Tepe ve dağlık bölgelerde, nemli orman ya da ağaçlıklarda, taş kovuklarının içinde, bitki artıklarının altında bulunurlar. Yaşadıkları alanda mutlaka küçük akarsu ya da akarsu kaynağı bulunmalı. 300-2200 metre yükseklikler arasında yaşarlar. Bu endemik hayvan türü Ulukışla-Maden Köyünde görülmekte ve köylüler tarafından “Yağmur Böcüğü” olarak adlandırılmaktadır.
 Bolkar Kar Faresi (Microtus Nivalis Spitzenbergerae)
Kar fareleri yazın çok kısa geçtiği bölgelerde yaşar. Üstü gri, hafif kahverengi ile sarımsı, önü açık grimsi beyaz renktedir. Tüylü kuyruk noktaları ağırlıklı beyazımsı renklidir, fırça tipi kuyruk beyazımsı, gri ya da siyah olabilir. Nispeten büyük olan bu fare türünün vücut uzunluğu ortalama 8-14 cm, kuyruk uzunluğu 1,8-2,0 cm, kulak uzunluğu 1,5-1,7 cm, uzun saçlı kürk son derece yoğun ve yumuşaktır.
Kar fareleri iyi kazıcı, tırmanıcı ve yüzücüdür. İnsanlardan çok korkmazlar. Birbirleri arasında gıcırdayarak iletişim kuran bu fare türü çoğunlukla bitkisel kökenli beslenir. Besleme yelpazesi sayısız dağ otları, tohumlar, kökler ve tomurcuklardır. Seyrek bitki örtüsü ile karakterize, karlı ve kayalık yerlerde yaşarlar.

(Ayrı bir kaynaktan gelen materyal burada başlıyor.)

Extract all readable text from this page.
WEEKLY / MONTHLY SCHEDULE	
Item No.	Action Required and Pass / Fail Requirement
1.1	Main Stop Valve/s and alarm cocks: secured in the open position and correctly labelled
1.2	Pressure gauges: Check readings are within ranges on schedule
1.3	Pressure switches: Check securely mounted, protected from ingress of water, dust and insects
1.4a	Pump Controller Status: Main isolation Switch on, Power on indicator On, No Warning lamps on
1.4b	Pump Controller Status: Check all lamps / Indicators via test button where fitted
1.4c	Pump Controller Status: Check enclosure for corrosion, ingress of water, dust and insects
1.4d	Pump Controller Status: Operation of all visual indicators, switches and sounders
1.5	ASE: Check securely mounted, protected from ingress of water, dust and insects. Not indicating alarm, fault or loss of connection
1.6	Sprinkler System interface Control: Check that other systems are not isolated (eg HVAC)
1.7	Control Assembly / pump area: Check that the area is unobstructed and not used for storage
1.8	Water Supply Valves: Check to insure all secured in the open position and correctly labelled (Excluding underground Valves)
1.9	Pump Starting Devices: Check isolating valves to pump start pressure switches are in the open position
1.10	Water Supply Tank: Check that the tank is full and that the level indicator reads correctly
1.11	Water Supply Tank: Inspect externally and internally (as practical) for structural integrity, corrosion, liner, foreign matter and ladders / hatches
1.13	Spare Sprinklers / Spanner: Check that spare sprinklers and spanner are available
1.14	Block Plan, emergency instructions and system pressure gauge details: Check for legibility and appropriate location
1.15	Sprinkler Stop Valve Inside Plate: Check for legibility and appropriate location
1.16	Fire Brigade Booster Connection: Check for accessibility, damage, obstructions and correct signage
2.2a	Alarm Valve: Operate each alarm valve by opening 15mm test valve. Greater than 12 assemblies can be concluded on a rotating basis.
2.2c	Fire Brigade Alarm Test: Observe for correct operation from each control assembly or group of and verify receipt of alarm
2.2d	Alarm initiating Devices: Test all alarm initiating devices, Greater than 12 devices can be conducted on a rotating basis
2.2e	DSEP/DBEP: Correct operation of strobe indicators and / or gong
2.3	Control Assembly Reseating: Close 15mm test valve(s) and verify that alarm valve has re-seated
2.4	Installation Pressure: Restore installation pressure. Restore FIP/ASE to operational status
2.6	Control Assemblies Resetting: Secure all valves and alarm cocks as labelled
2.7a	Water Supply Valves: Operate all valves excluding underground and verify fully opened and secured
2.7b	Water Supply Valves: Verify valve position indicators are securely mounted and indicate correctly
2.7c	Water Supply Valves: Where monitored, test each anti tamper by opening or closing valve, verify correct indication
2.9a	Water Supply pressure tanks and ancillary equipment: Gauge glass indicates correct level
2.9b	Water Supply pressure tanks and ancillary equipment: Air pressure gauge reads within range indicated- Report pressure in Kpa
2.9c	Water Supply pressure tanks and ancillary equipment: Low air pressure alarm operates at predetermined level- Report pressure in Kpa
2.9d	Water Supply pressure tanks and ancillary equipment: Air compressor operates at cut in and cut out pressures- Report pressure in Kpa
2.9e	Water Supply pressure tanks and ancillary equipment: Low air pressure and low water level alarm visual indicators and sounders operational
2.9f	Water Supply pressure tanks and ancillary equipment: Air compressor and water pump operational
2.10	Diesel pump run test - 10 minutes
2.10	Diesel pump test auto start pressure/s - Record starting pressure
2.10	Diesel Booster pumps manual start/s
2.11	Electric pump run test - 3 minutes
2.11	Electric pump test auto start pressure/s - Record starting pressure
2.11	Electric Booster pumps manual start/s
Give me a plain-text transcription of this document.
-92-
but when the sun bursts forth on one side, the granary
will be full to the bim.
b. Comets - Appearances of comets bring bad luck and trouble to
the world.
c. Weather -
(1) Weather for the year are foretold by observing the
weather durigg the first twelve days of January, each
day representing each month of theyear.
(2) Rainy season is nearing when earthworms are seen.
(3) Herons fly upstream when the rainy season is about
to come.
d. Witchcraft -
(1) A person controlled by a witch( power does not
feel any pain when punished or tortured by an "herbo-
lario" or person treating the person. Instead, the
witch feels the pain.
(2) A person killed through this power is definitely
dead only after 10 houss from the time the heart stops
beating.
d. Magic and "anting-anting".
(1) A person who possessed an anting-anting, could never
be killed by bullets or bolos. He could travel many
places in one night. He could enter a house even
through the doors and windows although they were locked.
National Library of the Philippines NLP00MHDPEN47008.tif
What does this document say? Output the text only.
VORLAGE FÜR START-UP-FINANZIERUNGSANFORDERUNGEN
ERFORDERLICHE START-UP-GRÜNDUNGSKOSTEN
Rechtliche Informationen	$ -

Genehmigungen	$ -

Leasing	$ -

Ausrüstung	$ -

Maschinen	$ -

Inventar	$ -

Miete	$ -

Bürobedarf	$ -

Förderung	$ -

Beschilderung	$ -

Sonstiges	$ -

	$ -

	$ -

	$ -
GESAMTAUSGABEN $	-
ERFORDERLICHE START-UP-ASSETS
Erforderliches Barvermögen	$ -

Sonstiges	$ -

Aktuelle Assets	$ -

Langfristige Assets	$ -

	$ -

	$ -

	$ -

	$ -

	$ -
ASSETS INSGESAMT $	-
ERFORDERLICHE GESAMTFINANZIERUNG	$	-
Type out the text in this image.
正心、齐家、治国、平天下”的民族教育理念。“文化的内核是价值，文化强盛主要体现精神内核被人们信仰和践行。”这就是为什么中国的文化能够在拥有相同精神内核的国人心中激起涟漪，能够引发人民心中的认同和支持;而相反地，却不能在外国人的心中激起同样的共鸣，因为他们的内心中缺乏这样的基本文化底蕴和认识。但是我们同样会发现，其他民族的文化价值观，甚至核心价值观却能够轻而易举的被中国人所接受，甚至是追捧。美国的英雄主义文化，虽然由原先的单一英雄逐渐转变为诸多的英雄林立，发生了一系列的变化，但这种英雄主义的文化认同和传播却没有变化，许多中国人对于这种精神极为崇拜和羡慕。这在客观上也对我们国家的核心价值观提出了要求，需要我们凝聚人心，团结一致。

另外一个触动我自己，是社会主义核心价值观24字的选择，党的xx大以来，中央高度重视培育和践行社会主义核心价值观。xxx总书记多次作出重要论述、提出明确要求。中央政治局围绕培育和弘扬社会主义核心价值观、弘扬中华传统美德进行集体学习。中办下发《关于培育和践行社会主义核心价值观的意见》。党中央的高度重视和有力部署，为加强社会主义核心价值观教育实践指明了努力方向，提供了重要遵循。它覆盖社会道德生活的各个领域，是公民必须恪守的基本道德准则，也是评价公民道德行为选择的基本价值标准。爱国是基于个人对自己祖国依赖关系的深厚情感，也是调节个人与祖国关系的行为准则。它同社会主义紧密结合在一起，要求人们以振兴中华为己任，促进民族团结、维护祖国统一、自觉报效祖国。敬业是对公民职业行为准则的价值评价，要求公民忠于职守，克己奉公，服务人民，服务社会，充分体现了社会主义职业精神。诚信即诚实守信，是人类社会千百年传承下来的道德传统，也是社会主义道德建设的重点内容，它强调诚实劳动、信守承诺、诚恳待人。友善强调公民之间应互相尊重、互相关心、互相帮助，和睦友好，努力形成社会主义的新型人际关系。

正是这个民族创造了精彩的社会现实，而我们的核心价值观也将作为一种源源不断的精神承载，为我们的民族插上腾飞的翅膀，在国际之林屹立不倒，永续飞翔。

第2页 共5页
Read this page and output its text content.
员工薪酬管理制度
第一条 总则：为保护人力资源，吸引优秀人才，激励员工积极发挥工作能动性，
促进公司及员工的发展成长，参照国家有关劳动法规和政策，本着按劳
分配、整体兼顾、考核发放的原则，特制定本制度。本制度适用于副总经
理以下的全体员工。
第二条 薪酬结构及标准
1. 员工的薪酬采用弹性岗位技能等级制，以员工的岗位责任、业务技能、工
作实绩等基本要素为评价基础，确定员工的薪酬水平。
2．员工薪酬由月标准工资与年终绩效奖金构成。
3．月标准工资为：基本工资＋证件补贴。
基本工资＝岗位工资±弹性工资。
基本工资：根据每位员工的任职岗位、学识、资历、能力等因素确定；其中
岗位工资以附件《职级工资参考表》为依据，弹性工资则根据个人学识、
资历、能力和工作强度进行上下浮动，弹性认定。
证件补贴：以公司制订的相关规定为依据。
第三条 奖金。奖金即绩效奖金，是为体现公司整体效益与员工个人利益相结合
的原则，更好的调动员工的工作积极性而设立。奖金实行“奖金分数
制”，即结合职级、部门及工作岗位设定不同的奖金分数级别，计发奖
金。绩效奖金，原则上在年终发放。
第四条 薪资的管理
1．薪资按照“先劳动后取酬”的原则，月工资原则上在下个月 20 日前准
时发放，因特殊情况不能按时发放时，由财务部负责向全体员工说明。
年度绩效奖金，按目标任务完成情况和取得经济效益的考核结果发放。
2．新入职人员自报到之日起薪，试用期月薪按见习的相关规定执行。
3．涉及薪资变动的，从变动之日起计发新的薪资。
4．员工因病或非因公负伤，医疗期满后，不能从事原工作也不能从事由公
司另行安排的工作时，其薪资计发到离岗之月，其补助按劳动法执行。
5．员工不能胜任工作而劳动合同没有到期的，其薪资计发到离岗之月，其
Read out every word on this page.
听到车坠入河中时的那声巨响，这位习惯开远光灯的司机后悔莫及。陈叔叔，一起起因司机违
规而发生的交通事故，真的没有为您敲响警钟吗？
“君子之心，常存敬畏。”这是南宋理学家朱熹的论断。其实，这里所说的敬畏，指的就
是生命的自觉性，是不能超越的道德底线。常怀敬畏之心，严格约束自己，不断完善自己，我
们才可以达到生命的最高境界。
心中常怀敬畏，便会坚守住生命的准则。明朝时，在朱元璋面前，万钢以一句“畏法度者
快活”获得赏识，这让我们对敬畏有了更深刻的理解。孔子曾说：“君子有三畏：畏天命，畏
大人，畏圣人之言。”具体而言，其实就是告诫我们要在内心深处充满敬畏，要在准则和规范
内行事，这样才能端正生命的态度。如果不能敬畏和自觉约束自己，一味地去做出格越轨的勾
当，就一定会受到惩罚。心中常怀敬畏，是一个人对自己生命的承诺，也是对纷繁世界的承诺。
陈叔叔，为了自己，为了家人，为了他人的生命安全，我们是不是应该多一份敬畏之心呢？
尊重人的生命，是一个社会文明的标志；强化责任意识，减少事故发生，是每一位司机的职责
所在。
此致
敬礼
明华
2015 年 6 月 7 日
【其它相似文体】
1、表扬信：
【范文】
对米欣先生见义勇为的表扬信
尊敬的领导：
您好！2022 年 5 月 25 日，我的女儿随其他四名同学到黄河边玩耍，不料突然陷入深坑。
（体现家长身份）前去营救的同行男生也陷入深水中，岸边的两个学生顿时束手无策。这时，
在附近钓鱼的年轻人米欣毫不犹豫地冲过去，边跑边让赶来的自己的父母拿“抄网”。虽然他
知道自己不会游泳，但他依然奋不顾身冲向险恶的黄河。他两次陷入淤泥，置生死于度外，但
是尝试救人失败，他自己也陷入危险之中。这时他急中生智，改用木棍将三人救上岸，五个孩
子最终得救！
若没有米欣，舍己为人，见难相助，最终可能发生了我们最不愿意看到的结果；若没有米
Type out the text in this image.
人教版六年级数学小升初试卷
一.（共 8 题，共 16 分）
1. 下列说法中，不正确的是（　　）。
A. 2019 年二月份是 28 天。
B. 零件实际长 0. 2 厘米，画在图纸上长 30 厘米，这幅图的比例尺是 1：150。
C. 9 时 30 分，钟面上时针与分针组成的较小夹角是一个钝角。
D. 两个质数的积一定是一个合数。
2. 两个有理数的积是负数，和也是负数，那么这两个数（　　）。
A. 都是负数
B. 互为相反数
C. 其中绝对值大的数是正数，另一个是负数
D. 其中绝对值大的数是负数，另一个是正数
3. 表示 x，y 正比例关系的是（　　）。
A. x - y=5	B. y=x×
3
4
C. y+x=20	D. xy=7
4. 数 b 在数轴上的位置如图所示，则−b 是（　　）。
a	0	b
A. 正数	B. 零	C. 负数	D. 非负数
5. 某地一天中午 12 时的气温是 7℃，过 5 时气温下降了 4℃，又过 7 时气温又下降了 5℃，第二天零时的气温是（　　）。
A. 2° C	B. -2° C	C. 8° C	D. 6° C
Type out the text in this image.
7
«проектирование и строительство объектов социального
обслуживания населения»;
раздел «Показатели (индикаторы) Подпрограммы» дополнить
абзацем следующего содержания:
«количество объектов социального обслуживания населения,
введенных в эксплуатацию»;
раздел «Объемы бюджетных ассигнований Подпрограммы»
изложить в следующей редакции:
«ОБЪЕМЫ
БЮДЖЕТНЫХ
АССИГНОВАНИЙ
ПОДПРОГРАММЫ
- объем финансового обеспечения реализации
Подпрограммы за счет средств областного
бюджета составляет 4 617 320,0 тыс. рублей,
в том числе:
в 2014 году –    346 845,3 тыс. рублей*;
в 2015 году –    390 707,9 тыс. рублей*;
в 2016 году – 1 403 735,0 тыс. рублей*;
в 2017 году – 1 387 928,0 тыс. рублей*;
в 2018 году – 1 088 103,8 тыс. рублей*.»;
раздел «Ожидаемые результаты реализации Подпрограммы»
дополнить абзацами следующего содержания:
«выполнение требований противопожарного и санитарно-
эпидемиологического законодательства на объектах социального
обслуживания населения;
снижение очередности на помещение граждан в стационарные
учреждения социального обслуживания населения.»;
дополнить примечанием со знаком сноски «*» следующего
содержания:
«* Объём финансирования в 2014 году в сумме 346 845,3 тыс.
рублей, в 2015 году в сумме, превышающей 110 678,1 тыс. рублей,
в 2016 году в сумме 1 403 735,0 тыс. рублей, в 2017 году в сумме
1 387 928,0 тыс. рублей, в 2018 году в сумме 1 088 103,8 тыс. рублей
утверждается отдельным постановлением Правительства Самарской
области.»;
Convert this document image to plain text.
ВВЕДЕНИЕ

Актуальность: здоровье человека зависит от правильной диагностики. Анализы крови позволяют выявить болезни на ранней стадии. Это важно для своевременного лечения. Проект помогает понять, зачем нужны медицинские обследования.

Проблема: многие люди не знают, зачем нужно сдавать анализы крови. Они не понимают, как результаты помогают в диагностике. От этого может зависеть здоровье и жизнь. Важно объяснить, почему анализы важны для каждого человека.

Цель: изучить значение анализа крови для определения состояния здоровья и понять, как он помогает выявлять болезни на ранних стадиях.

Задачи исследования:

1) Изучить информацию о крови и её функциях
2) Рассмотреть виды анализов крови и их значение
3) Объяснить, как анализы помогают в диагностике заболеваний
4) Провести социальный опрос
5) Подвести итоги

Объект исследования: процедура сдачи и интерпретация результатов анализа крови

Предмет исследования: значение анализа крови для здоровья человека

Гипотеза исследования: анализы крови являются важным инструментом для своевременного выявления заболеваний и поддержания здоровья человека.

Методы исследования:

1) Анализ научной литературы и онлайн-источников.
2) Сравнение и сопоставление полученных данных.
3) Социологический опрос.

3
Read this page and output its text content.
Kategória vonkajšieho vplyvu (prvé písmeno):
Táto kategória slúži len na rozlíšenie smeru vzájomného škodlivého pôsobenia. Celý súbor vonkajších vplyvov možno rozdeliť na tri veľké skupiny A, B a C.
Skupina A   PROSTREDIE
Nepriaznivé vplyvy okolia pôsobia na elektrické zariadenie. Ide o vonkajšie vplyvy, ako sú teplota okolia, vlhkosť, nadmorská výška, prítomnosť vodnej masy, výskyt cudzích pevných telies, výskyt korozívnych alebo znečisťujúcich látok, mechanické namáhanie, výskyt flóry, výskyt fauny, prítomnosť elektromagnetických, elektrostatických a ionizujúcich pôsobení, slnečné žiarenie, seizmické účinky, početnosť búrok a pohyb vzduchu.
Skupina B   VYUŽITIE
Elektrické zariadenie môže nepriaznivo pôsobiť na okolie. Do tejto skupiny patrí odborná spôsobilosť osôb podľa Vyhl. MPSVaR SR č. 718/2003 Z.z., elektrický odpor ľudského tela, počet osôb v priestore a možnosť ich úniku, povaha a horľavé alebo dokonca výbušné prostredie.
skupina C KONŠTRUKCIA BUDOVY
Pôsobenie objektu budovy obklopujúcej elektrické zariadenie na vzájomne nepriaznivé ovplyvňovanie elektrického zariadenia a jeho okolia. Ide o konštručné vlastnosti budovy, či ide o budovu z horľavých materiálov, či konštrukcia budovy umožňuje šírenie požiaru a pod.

Dünya Doğayı Koruma Birliğine göre Ermenistan, Avusturya, Azerbaycan, Bosna-Hersek, Bulgaristan, Hırvatistan, Çek Cumhuriyeti, Fransa, Gürcistan, Yunanistan, İsrail, İtalya, Makedonya, Sırbistan, Polonya, Romanya, Slovakya, bir Slovenya, İspanya, İsviçre, Suriye, Türkiye ve Ukrayna’da bulunduğu bildirilen bu fare cinsi, Türkiye’de Bolkar dağlarında görülmektedir. Bu yüzden de Bolkar Kar Faresi olarak adlandırılmaktadır. Bolkar Kar Faresi, Dünya Doğayı Koruma Birliği tarafından tehdide açık hayvan türlerinden biri olarak kırmızı listeye alınmıştır. Hayvanların doğal yaşam alanlarının tahrip edilmesi nedeniyle tehlikede olduğu düşünülmesine rağmen risk nedenleri tam olarak bilinmemektedir[4].     İdris Yavuz


[1] TÜBİTAK Bilim Çocuk Dergisi Eylül: 2001 Sayı: 45 Sayfa: 34–35
[2] Aslan M. B. "Doğu Akdeniz Bölgesinde Bombus Arı Türleri Üzerine Faunistik ve Taksonomik Çalışmalar", Ç. Ü. Fen Bil. Ens. Bitki Koruma Ana Bilim Dalı Yük. Lisans Tezi, Adana, 1997.
[3] Birula, 1898, 1917; Kinzelbach, 1975; Kovarik, 1998; Fet et al., 2000, 2003; Karataş, 2000
[4] AMORİ G. 1996. Chionomys nivalis. 2006 IUCN Red List of Threatened Species. Downloaded on 09 July 2007.